Durante la pandemia la giustizia ha saputo essere dolce con le vittime di violenza intrafamiliare perché la necessità del distanziamento ha consentito di attivare dei sistemi di ascolto molto protettivi e tutelanti. Se infatti il filtro dello schermo e del collegamento via web sono apparsi per noi socialmente destrutturanti, per le donne che dovevano raccontare storie devastanti di crimini di relazione hanno costituito uno strumento di tutela fisica e psicologica e certamente di compensazione emotiva. La possibilità di assumere il racconto giudiziario a distanza, nella fase delle indagini o durante il processo, dovrà dunque essere mantenuto anche quando l’emergenza sanitaria terminerà. Peraltro la legge europea ed italiana già lo consente qualora venga accertata in seno alla vittima una situazione di particolare vulnerabilità, condizione questa  che ricorre  quasi sempre in situazioni di maltrattamento o di violenza sessuale consumate all’interno della relazione di intimità.
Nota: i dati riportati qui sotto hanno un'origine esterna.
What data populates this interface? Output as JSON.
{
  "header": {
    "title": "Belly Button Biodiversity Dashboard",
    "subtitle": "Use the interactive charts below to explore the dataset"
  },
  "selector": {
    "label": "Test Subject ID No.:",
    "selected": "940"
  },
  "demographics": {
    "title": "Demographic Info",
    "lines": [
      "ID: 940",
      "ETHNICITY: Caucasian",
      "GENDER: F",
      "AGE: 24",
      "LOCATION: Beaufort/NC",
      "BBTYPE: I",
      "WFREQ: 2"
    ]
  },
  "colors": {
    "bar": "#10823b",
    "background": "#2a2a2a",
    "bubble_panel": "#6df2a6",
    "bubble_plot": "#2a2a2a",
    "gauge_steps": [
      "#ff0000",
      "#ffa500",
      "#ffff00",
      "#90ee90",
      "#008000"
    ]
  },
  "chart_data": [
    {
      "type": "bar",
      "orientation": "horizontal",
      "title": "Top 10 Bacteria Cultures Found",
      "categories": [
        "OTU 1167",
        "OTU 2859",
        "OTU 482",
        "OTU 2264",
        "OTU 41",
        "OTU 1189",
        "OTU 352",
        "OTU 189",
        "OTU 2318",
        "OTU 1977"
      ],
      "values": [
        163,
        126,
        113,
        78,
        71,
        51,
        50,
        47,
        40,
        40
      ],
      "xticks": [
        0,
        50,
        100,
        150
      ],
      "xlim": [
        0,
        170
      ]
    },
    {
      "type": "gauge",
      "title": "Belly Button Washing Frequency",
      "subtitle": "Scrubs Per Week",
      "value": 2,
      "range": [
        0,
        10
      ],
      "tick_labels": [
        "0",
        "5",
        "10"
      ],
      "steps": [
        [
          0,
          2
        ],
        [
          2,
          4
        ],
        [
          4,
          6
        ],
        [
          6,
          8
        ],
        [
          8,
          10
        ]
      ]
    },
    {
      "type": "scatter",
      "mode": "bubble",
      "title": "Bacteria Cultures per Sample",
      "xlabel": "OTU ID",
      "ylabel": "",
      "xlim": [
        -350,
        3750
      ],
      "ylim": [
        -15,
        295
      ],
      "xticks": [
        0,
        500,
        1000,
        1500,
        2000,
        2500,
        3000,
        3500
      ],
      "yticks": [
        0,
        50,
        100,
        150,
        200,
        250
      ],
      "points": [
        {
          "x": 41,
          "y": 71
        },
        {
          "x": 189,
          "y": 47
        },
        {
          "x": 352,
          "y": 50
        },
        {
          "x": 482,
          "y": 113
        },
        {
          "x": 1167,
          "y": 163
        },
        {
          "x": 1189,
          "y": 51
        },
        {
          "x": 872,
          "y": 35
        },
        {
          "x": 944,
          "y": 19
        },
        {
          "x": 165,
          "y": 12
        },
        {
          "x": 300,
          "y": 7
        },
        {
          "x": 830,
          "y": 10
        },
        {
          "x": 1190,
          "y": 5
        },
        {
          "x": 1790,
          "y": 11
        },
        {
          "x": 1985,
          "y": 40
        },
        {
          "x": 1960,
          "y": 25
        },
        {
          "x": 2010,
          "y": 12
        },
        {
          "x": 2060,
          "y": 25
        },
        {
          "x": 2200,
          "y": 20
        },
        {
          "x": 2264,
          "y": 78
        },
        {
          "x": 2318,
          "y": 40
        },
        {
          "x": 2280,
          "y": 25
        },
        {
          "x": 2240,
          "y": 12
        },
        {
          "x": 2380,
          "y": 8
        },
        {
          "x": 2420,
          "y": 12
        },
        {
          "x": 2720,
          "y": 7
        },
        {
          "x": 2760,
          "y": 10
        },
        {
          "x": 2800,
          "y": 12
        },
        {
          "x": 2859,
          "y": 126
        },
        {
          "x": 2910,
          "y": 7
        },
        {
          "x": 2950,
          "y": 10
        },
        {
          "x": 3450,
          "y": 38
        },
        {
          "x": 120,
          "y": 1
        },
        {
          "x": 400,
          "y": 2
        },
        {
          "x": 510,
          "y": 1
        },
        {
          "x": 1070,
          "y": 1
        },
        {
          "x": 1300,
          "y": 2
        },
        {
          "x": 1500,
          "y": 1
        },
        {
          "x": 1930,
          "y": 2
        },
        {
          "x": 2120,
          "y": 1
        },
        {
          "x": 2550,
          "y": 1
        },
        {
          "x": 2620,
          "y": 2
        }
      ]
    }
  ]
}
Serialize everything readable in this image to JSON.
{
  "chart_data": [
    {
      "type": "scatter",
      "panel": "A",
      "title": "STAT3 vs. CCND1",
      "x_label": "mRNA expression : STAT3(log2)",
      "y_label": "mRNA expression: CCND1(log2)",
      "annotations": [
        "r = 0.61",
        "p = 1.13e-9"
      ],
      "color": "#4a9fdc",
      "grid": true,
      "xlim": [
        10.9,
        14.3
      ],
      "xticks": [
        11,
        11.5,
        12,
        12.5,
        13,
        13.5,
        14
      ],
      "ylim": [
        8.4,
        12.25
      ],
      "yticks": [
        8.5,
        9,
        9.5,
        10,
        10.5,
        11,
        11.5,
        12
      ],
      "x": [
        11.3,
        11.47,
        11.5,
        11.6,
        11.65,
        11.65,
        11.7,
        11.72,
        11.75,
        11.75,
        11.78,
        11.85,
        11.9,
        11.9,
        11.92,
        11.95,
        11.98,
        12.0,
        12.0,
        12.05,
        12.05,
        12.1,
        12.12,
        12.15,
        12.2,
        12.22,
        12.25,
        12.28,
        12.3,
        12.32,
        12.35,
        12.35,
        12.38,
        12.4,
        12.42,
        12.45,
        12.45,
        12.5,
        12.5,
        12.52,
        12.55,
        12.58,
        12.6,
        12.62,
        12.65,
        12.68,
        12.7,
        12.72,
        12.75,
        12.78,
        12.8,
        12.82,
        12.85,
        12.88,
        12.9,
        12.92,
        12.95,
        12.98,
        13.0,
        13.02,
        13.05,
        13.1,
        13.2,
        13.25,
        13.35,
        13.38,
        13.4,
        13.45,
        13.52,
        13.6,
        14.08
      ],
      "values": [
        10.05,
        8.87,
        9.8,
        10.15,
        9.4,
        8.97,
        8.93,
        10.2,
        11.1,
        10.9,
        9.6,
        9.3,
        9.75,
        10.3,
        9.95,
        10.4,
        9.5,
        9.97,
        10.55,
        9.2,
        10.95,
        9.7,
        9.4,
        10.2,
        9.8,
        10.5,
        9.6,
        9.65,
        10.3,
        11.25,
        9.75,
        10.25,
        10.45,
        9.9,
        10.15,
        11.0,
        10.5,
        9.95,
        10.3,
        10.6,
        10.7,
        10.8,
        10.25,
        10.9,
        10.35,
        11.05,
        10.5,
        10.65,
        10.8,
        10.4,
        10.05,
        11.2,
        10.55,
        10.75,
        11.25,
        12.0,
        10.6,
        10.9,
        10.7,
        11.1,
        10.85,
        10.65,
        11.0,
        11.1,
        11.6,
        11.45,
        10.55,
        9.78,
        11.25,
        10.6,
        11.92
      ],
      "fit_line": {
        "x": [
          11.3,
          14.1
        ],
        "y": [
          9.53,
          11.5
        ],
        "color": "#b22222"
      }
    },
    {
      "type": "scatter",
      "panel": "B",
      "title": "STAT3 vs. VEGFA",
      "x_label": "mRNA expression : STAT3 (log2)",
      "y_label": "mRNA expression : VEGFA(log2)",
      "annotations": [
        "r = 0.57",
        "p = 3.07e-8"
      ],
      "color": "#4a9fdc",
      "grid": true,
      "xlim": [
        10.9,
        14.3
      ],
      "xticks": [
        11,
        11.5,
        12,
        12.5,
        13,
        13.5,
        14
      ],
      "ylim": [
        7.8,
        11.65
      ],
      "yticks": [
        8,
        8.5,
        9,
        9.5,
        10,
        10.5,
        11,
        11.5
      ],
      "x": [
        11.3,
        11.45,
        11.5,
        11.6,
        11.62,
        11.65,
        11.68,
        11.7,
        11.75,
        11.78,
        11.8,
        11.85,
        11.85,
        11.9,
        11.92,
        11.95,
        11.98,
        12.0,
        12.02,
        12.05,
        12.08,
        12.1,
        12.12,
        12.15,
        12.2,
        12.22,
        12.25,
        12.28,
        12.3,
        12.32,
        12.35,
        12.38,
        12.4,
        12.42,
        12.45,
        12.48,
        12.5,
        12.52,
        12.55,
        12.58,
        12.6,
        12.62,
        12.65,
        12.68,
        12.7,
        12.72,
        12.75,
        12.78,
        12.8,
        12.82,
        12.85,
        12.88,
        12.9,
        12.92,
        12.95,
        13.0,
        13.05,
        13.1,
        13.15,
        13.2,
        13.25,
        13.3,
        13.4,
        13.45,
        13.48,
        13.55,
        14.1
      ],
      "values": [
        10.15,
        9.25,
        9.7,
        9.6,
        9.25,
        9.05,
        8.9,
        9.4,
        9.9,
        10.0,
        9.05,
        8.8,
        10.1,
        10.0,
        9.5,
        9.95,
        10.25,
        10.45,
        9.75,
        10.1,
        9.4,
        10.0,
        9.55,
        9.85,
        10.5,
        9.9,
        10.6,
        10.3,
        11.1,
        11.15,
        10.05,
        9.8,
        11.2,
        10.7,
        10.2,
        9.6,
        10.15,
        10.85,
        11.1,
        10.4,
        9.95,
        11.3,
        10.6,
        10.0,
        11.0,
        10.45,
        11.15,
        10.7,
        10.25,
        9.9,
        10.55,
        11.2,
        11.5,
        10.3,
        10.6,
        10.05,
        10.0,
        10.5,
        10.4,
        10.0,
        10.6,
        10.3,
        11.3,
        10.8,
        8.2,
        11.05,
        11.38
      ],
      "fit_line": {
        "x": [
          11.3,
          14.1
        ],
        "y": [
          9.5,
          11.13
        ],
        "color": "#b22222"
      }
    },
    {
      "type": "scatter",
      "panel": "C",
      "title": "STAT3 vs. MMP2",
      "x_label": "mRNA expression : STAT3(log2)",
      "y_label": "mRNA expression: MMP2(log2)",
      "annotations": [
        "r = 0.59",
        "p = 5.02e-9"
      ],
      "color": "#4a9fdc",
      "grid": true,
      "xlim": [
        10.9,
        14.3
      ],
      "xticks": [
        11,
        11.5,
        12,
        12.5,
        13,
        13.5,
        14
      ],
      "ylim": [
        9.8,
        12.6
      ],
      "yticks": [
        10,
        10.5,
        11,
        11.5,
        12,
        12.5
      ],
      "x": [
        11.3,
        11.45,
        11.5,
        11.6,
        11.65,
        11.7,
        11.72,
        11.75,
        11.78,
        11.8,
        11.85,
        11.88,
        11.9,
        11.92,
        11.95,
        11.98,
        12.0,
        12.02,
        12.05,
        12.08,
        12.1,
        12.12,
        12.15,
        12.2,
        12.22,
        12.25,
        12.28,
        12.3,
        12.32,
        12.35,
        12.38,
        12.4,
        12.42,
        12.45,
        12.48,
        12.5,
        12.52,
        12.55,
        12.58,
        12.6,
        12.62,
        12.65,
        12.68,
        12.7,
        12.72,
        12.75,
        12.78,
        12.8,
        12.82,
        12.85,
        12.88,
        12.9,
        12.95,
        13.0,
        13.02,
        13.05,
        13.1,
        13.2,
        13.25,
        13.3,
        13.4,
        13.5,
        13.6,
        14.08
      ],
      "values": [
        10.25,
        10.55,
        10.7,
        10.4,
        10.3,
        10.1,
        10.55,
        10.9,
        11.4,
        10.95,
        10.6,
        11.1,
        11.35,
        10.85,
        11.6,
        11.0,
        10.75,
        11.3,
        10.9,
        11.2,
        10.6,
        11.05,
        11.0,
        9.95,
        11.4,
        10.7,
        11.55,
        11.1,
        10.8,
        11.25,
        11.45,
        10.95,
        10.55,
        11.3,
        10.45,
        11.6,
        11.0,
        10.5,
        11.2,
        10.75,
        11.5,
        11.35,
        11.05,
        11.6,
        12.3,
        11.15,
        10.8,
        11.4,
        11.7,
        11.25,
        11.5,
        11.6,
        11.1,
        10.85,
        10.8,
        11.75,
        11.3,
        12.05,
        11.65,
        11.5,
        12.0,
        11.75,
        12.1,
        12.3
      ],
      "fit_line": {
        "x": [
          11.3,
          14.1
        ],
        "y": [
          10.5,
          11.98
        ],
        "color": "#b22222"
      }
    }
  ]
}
Dopo la pandemia vivremo certamente un fase di rinascita, un nuovo miracolo italiano perché la virosi è stata una guerra invisibile che ha provocato oltre 90 mila morti e sofferenze non declinabili e perché nel Paese esiste una voglia ed una energia di ripartire, soprattutto nei giovani, che deve essere alimentata ed organizzata. La giustizia non sarà più quella delle carte, dei faldoni, della concentrazione e dell’affollamento caotico ma dovrà articolarsi su processi telematici e su criteri di effettività della decisione sempre in un’ottica primaria di rispetto dei diritti delle parti. Degli imputati ma anche delle vittime. Dovrà anche essere una giustizia della riparazione dell’offesa e del ripristino immediato dei diritti, soprattutto quelli più fragili, calpestati dalle condotte devianti.

Dovremo però riattivare una cultura del rispetto delle diversità, prima fra tutte quelle legate al genere, che ricordi e capitalizzi la sofferenza diffusa di chi ha incontrato comunque il virus e che proponga condivisione per l’angoscia e la paura vissuta in un’ottica di trasformazione della società in direttrici di coesione e partecipazione. Una rinascita infatti non può che basarsi su valori che si antepongono alle risorse necessarie per la ricostruzione del tessuto economico e per l’eliminazione delle profonde diseguaglianze esistenti. Soltanto in quest’ ottica valoriale potremo infatti vivere un rinascimento della persona e delle relazioni. La grande paura, fondata ancora sull’attualità dei dati e delle storie, è che le donne possano essere ancora escluse dal complessivo processo di ricostruzione e che, alla fine, il maledetto virus possa presentarsi  ancora una volta come una concausa della violenza che quotidianamente vivono nella relazioni, sui luoghi di lavoro, nella comunicazione aggressiva e sessista ancora troppo diffusa. Come purtroppo la storia di un diritto maschilista ci ha insegnato.